Oubliez l'ONU. Le régime d'occupation américaine s'est servi jusqu'à 8,8 Mds de dollars essentiellement dans les caisses irakiennes, en seulement 14 mois.

Les sénateurs républicains qui ont dédié leurs carrières à démolir les Nations-Unies sont rarement accusés de timidité. Pourtant, ils sont devenus étrangement silencieux jeudi dernier. Henry Hyde est devenu Henry Jekyll. Norm Coleman a laissé tomber sa fougue habituelle et s'est fait tout miel. Persuadés que l'ONU est une conspiration contre la souveraineté des Etats-Unis, ils étaient prêts à lancer leur attaque pour faire tomber Kofi Annan et détruire son organisation. Le rapport de Paul Volcker, l'ancien président de la réserve fédérale des Etats-Unis, était censé prouver que, grâce à la corruption au sein du programme pétrole-contre-nourriture des Nations-Unies, Saddam Hussein pouvait maintenir son régime en détournant les revenus du pétrole pour son propre compte. Mais Volcker est arrivé avec tout autre chose.

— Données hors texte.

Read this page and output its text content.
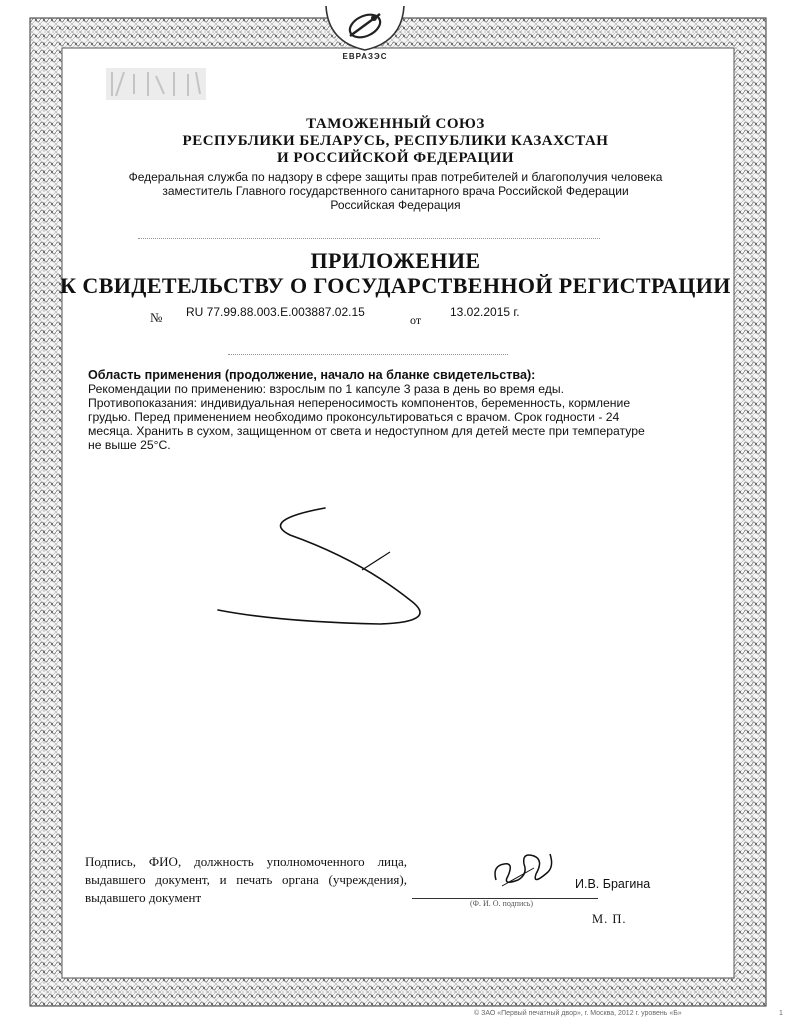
ЕВРАЗЭС
ТАМОЖЕННЫЙ СОЮЗ
РЕСПУБЛИКИ БЕЛАРУСЬ, РЕСПУБЛИКИ КАЗАХСТАН
И РОССИЙСКОЙ ФЕДЕРАЦИИ
Федеральная служба по надзору в сфере защиты прав потребителей и благополучия человека
заместитель Главного государственного санитарного врача Российской Федерации
Российская Федерация
ПРИЛОЖЕНИЕ
К СВИДЕТЕЛЬСТВУ О ГОСУДАРСТВЕННОЙ РЕГИСТРАЦИИ
№ RU 77.99.88.003.Е.003887.02.15
от
13.02.2015 г.
Область применения (продолжение, начало на бланке свидетельства):

Рекомендации по применению: взрослым по 1 капсуле 3 раза в день во время еды.

Противопоказания: индивидуальная непереносимость компонентов, беременность, кормление

грудью. Перед применением необходимо проконсультироваться с врачом. Срок годности - 24

месяца. Хранить в сухом, защищенном от света и недоступном для детей месте при температуре

не выше 25°С.

Подпись, ФИО, должность уполномоченного лица, выдавшего документ, и печать органа (учреждения), выдавшего документ
И.В. Брагина
(Ф. И. О. подпись)
М. П.
© ЗАО «Первый печатный двор», г. Москва, 2012 г. уровень «Б»	1
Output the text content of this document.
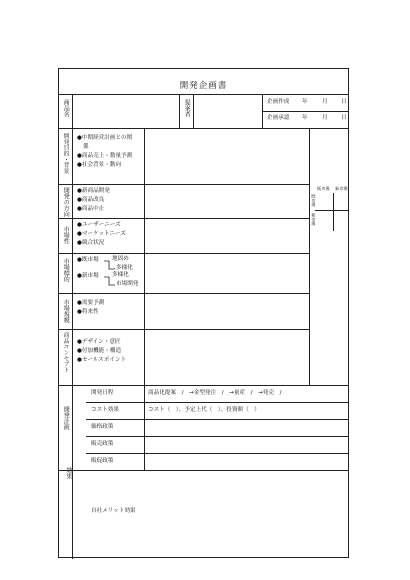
開発企画書
商品名	提案者	企画作成 年	月 日
企画承認 年	月 日
開発目的・背景 ●中期経営計画との関
係
●商品売上・数量予測
●社会背景・動向
開発の方向 ●新商品開発
●商品改良
●商品中止
市場性
●ユーザーニーズ
●マーケットニーズ
●競合状況
市場標的 ●既市場
●新市場
地固め
多様化
多様化
市場開発
市場規模 ●需要予測
●将来性
商品コンセプト ●デザイン・意匠
●付加機能・構造
●セールスポイント
開発計画
開発日程	商品化提案　/　→金型発注　/　→量産　/　→発売　/
コスト効果	コスト（　）、予定上代（　）、投資額（　）
価格政策
販売政策
販促政策
効果
自社メリット効果
既市場 新市場
既市場
新市場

"La principale source de financement externe pour le régime irakien," a-t-il rapporté, "est provenu des violations aux sanctions en dehors du cadre du programme [pétrole-contre-nourriture]." Ces violations consistaient à des "ventes illicites" de pétrole à la Turquie et à la Jordanie par le régime irakien. Les membres du conseil de sécurité des Nations-Unies, y compris les Etats-Unis, étaient au courant et n'ont rien fait. "La loi des Etats-Unis exige que les programmes d'assistance aux pays qui violent les sanctions de l'ONU soient stoppés à moins qu'il soit décidé que leur poursuite est dans l'intérêt national [des Etats-Unis]. De telles décisions ont été prises par les administrations américaines successives."

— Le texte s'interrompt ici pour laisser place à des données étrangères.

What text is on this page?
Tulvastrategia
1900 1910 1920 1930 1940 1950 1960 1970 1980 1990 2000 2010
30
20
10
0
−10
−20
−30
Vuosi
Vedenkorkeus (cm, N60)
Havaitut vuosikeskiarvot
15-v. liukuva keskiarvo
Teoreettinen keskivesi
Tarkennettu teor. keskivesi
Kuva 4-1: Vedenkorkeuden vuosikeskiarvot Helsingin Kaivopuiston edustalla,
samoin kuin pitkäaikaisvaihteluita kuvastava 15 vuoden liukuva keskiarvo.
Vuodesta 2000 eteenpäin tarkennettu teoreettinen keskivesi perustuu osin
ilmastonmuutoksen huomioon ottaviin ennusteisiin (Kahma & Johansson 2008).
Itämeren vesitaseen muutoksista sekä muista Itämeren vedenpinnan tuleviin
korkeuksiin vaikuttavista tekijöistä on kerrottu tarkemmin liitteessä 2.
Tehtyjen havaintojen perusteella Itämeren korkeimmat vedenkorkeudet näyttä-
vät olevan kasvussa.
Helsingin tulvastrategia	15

En d'autres termes, bien qu'il ait été informé d'un trafic qui a rapporté au régime de Saddam Hussein quelques 4,6 Mds de dollars, le gouvernement des Etats-Unis a décidé de laisser faire. Il a agit ainsi parce qu'il a estimé que ce trafic était dans son propre intérêt national, puisqu'il aidait des pays amis (la Turquie et la Jordanie) a échapper aux sanctions contre l'Irak. La plus grande source de financement illégal de Saddam Hussein n'a pas été approuvée par les responsables de l'ONU mais par des hauts fonctionnaires américains. Cela paraît étrange à dire, mais ni M. Hyde, ni M. Coleman n'ont encore râlé sur ce sujet. Mais tout ça n'est rien à côté de ce qui va suivre.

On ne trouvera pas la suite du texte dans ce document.